Xu Fang, Mueller Klaus
Center for Visual Computing, Computer Science Department, Stony Brook University, Stony Brook, NY 11794-4400, USA.
Phys Med Biol. 2007 Jun 21;52(12):3405-19. doi: 10.1088/0031-9155/52/12/006. Epub 2007 May 17.
The recent emergence of various types of flat-panel x-ray detectors and C-arm gantries now enables the construction of novel imaging platforms for a wide variety of clinical applications. Many of these applications require interactive 3D image generation, which cannot be satisfied with inexpensive PC-based solutions using the CPU. We present a solution based on commodity graphics hardware (GPUs) to provide these capabilities. While GPUs have been employed for CT reconstruction before, our approach provides significant speedups by exploiting the various built-in hardwired graphics pipeline components for the most expensive CT reconstruction task, backprojection. We show that the timings so achieved are superior to those obtained when using the GPU merely as a multi-processor, without a drop in reconstruction quality. In addition, we also show how the data flow across the graphics pipeline can be optimized, by balancing the load among the pipeline components. The result is a novel streaming CT framework that conceptualizes the reconstruction process as a steady flow of data across a computing pipeline, updating the reconstruction result immediately after the projections have been acquired. Using a single PC equipped with a single high-end commodity graphics board (the Nvidia 8800 GTX), our system is able to process clinically-sized projection data at speeds meeting and exceeding the typical flat-panel detector data production rates, enabling throughput rates of 40-50 projections s(-1) for the reconstruction of 512(3) volumes.

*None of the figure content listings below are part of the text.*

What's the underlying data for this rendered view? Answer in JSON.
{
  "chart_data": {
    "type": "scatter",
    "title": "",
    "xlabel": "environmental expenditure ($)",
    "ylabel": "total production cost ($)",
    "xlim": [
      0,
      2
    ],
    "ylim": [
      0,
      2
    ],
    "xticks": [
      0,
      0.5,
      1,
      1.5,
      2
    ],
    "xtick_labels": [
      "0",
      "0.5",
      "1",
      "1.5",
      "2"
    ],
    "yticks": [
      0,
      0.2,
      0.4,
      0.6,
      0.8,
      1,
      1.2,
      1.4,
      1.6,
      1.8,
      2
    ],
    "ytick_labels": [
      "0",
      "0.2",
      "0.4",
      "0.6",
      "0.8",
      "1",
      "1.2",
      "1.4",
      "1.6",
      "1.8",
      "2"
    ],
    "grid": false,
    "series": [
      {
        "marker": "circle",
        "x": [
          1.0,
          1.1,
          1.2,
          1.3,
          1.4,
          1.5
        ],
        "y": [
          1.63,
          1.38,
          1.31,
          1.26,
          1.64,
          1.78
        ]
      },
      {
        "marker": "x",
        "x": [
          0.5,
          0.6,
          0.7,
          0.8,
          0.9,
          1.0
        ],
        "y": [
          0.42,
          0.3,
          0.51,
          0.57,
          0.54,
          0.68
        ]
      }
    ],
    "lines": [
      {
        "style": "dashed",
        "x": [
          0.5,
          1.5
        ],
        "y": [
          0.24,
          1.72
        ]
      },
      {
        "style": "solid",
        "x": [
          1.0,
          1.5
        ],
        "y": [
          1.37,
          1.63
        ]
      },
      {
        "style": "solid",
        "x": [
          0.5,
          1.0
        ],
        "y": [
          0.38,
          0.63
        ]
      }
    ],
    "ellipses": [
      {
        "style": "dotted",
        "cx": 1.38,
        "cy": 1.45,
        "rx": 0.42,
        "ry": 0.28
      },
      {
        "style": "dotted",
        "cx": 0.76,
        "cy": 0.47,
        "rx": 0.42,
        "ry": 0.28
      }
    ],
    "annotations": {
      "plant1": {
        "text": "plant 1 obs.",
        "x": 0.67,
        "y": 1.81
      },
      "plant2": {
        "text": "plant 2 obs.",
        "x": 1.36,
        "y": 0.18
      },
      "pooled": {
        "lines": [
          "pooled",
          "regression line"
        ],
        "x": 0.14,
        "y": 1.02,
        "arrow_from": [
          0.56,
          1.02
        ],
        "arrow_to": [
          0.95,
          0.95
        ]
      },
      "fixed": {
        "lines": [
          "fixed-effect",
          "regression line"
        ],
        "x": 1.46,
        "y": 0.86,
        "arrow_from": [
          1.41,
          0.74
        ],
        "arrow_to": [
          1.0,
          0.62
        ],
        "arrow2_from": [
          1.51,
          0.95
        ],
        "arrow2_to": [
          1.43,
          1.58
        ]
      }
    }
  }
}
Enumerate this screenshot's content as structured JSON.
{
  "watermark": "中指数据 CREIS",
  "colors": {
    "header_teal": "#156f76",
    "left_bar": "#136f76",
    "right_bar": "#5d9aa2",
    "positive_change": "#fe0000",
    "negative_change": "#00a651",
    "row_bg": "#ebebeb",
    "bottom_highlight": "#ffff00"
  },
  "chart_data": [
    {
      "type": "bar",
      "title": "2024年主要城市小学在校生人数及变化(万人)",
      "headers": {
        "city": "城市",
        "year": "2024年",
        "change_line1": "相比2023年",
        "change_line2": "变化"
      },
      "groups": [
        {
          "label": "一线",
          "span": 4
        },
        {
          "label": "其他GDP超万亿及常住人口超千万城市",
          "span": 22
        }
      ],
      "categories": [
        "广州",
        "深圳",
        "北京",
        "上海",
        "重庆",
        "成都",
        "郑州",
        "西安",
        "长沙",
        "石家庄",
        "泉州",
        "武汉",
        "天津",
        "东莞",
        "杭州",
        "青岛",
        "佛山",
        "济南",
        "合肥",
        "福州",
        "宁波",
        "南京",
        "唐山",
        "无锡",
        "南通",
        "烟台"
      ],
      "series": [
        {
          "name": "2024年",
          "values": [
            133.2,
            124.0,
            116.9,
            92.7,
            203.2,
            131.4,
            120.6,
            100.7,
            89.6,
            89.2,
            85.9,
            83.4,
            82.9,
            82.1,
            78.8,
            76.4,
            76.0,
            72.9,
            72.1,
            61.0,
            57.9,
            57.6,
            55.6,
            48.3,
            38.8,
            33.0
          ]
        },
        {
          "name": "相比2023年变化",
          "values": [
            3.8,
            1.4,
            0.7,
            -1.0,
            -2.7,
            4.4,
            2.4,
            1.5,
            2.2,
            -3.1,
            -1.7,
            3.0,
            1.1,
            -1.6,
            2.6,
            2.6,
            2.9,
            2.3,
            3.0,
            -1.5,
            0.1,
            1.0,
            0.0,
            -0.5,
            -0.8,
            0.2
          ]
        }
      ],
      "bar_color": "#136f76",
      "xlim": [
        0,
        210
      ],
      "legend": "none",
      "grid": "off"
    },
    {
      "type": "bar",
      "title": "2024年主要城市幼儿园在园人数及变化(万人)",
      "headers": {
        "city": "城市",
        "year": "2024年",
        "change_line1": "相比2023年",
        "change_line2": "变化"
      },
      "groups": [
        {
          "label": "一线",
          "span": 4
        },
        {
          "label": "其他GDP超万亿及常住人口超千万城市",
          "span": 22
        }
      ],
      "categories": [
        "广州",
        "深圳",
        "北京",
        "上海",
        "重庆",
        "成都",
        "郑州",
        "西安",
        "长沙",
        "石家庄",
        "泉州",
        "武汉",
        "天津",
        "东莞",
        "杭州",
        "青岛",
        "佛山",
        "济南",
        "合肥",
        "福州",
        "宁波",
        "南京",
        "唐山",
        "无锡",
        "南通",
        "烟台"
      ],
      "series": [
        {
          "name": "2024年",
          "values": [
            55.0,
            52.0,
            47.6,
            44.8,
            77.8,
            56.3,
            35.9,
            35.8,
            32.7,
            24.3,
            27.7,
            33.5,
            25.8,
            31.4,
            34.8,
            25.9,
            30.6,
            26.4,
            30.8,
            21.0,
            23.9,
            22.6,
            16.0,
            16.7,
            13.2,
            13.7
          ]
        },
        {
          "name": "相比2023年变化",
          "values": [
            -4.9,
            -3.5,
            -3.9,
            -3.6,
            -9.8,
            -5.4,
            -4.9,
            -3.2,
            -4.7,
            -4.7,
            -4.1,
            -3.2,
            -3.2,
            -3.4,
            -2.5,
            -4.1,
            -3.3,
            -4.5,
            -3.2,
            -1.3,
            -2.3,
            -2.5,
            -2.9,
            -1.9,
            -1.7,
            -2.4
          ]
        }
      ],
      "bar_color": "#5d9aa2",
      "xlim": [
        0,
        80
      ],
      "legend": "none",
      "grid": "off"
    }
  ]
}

近期出现的各类平板X射线探测器和C型臂机架,使得构建适用于多种临床应用的新型成像平台成为可能。这些应用中的许多都需要交互式3D图像生成,而基于CPU的廉价PC解决方案无法满足这一需求。我们提出了一种基于商用图形硬件(GPU)的解决方案来提供这些功能。虽然GPU此前已用于CT重建,但我们的方法通过利用各种内置的硬连线图形流水线组件来处理最耗时的CT重建任务——反投影,从而实现了显著的加速。我们表明,这样实现的计时结果优于仅将GPU用作多处理器时获得的计时结果,且重建质量没有下降。此外,我们还展示了如何通过平衡流水线组件之间的负载来优化跨图形流水线的数据流。结果是一个新颖的流式CT框架,该框架将重建过程概念化为跨计算流水线的稳定数据流,在获取投影后立即更新重建结果。使用配备单个高端商用图形卡(英伟达8800 GTX)的单台PC,我们的系统能够以达到并超过典型平板探测器数据生成速率的速度处理临床规模的投影数据,对于512(3)体积的重建,实现40 - 50帧/秒的吞吐率。